= Natural heritage =

Elements of biodiversity, including flora and fauna, ecosystems and geological structures

Natural heritage refers to the sum total of the elements of biodiversity, including flora and fauna, ecosystems, and geological structures. It forms part of the natural resources of a given region.

== Definition ==
Definitions:
- Natural heritage refers to natural features, geological and physiographical formations and delineated areas that constitute the habitat of threatened species of animals and plants and natural sites of value from the point of view of science, conservation or natural beauty.
- Heritage is that which is inherited from past generations, maintained in the present, and bestowed to future generations. The term "natural heritage", derived from "natural inheritance", pre-dates the term "biodiversity". It is a less scientific term and more easily comprehended in some ways by the wider audience interested in conservation.

The term was used in this context in the US when Jimmy Carter set up the Georgia Heritage Trust while he was governor of Georgia; Carter's trust dealt with both natural and cultural heritage. It would appear that Carter picked the term up from Lyndon Johnson, who used it in a 1966 Message to Congress. (He may have gotten the term from his wife Lady Bird Johnson who was personally interested in conservation.) President Johnson signed the Wilderness Act of 1964.

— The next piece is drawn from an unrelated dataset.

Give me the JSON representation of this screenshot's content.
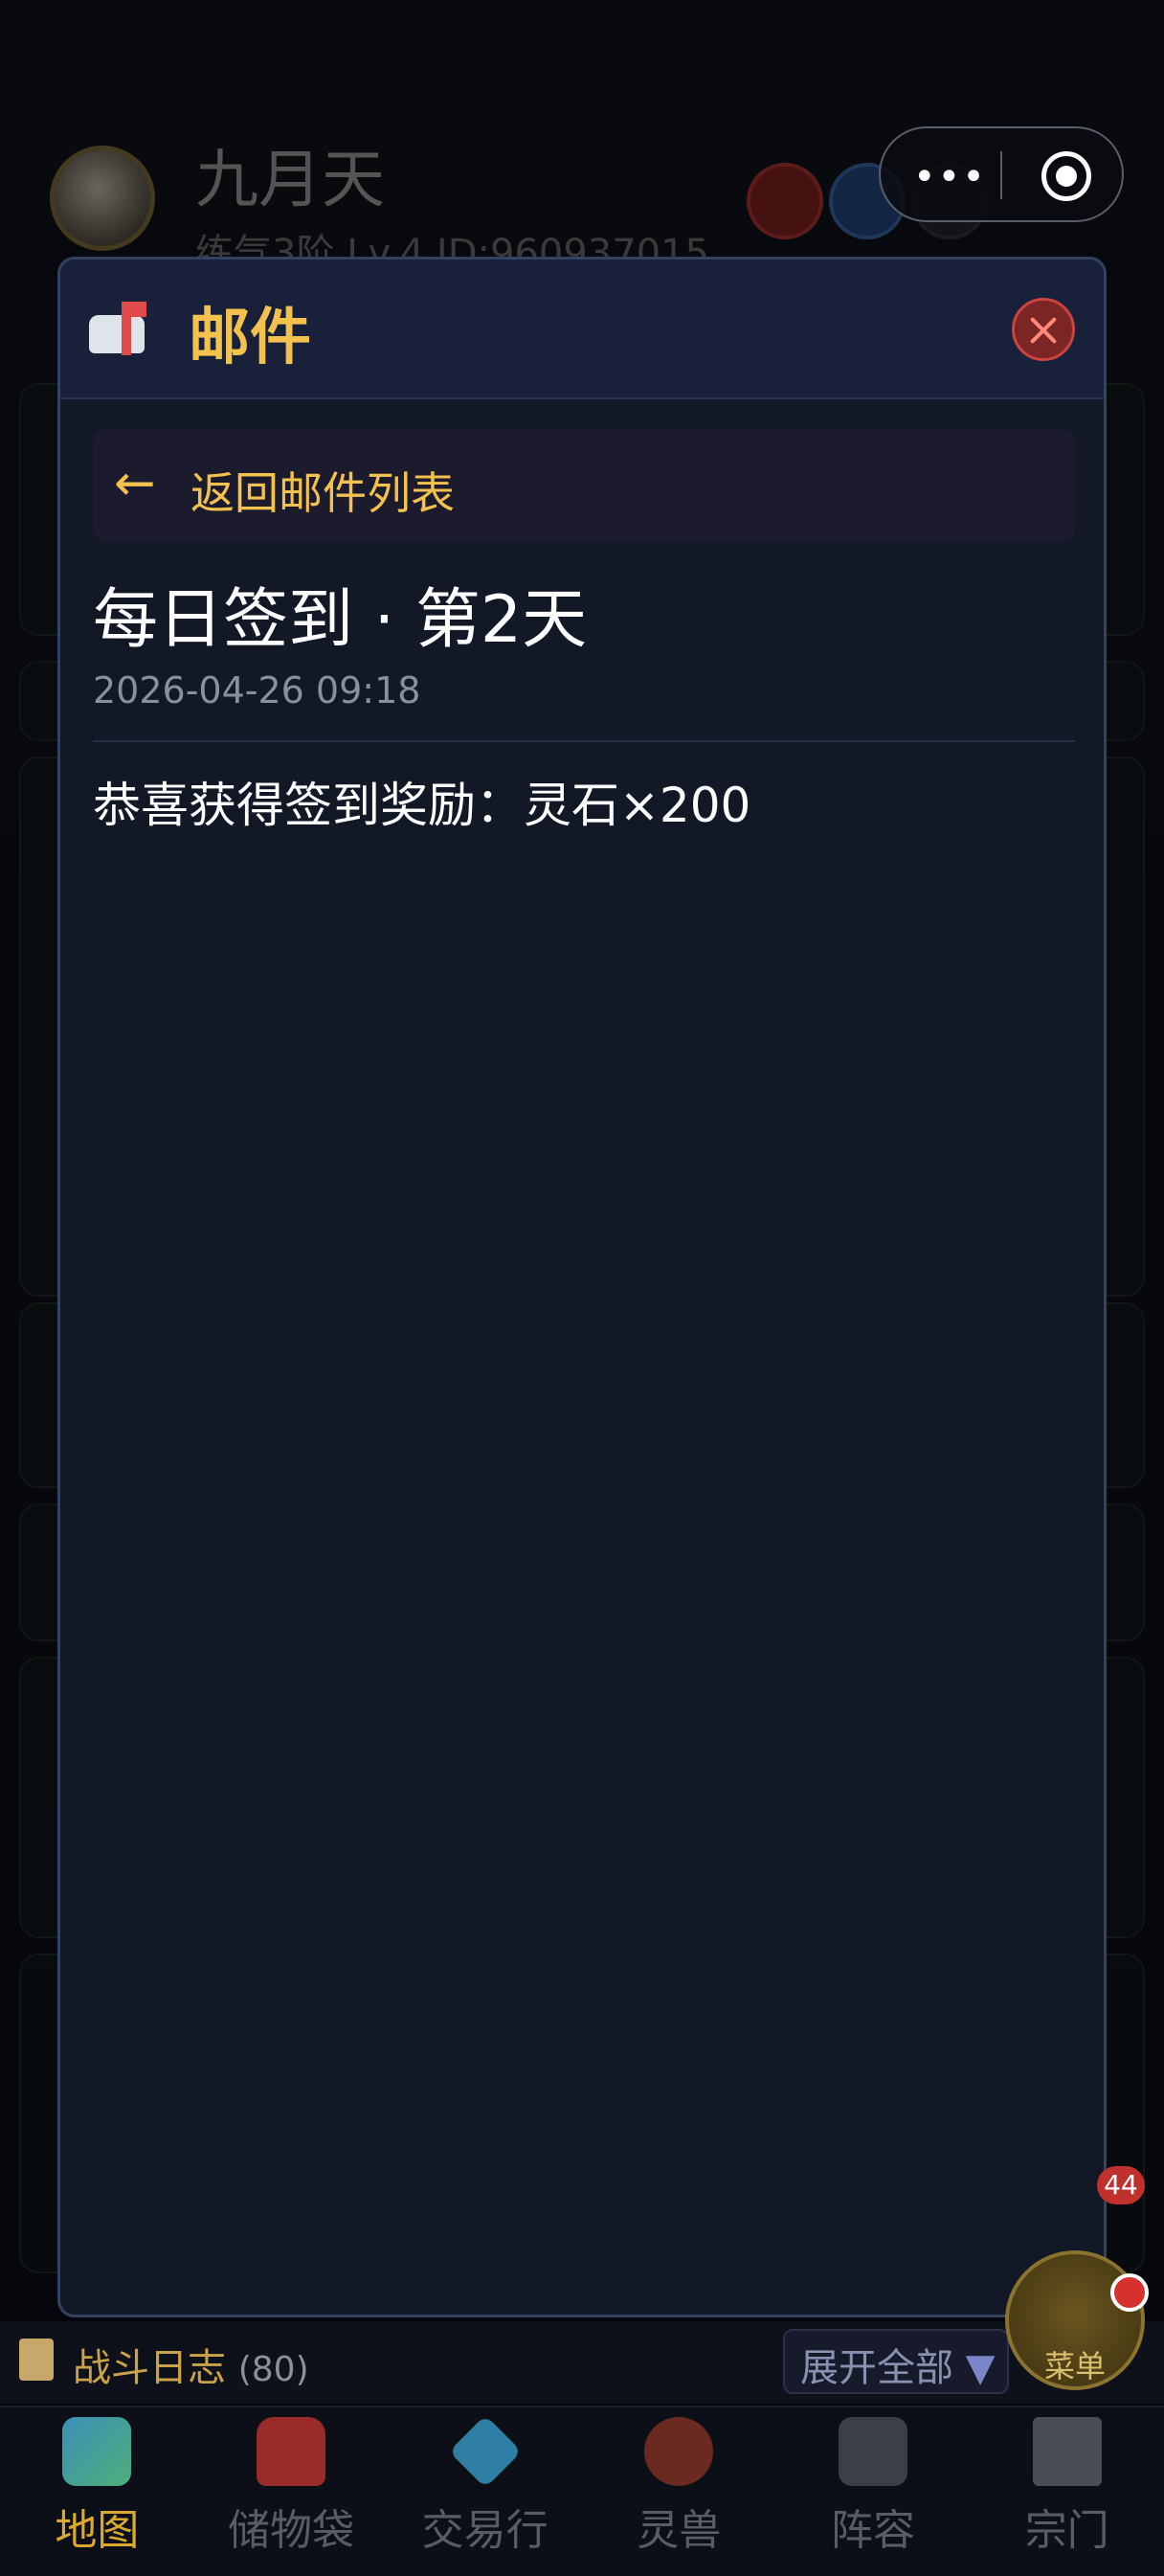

The term "Natural Heritage" was picked up by the Science Division of The Nature Conservancy (TNC) when, under Robert E. Jenkins, Jr., it launched in 1974 what ultimately became the network of state natural heritage programs—one in each state, all using the same methodology and all supported permanently by state governments because they scientifically document conservation priorities and facilitate science-based environmental reviews. When this network was extended outside the United States, the term "Conservation Data Center (or Centre)" was suggested by Guillermo Mann and came to be preferred for programs outside the US. Despite the name difference, these programs, too, use the same core methodology as the 50 state natural heritage programs. In 1994 the network of natural heritage programs formed a membership association to work together on projects of common interest: the Association for Biodiversity Information (ABI). In 1999, through an agreement with The Nature Conservancy, ABI expanded and assumed responsibility for the scientific databases, information, and tools developed by TNC in support of the network of natural heritage programs. In 2001, ABI changed its name to NatureServe. NatureServe continues to serve as the hub of the NatureServe Network, a collaboration of 86 governmental and non-governmental programs including natural heritage programs and conservation data centers located in the United States, Canada, and Latin America.

== Legal status ==
An important site of natural heritage or cultural heritage can be listed as a World Heritage Site by the World Heritage Committee of UNESCO. The UNESCO programme, catalogues, names, and conserves sites of outstanding cultural or natural importance to the common heritage of humanity. As of July 2023, there are 257 natural World Heritage sites (including 39 mixed sites) in 111 countries. This represents a total of more than 3500000 km2 of protected areas, 60% of which are marine.

The 1972 UNESCO World Heritage Convention established that biological resources, such as plants, were the common heritage of mankind or as was expressed in the preamble: "need to be preserved as part of the world heritage of mankind as a whole". These rules probably inspired the creation of great public banks of genetic resources, located outside the source-countries.

New global agreements (e.g., the Convention on Biological Diversity), national rights over biological resources (not property). The idea of static conservation of biodiversity is disappearing and being replaced by the idea of dynamic conservation, through the notion of resource and innovation.

The new agreements commit countries to conserve biodiversity, develop resources for sustainability and share the benefits resulting from their use. Under new rules, it is expected that bioprospecting or collection of natural products has to be allowed by the biodiversity-rich country, in exchange for a share of the benefits.

In 2005, the World Heritage Marine Programme was established to protect environmental areas with Outstanding Universal Value.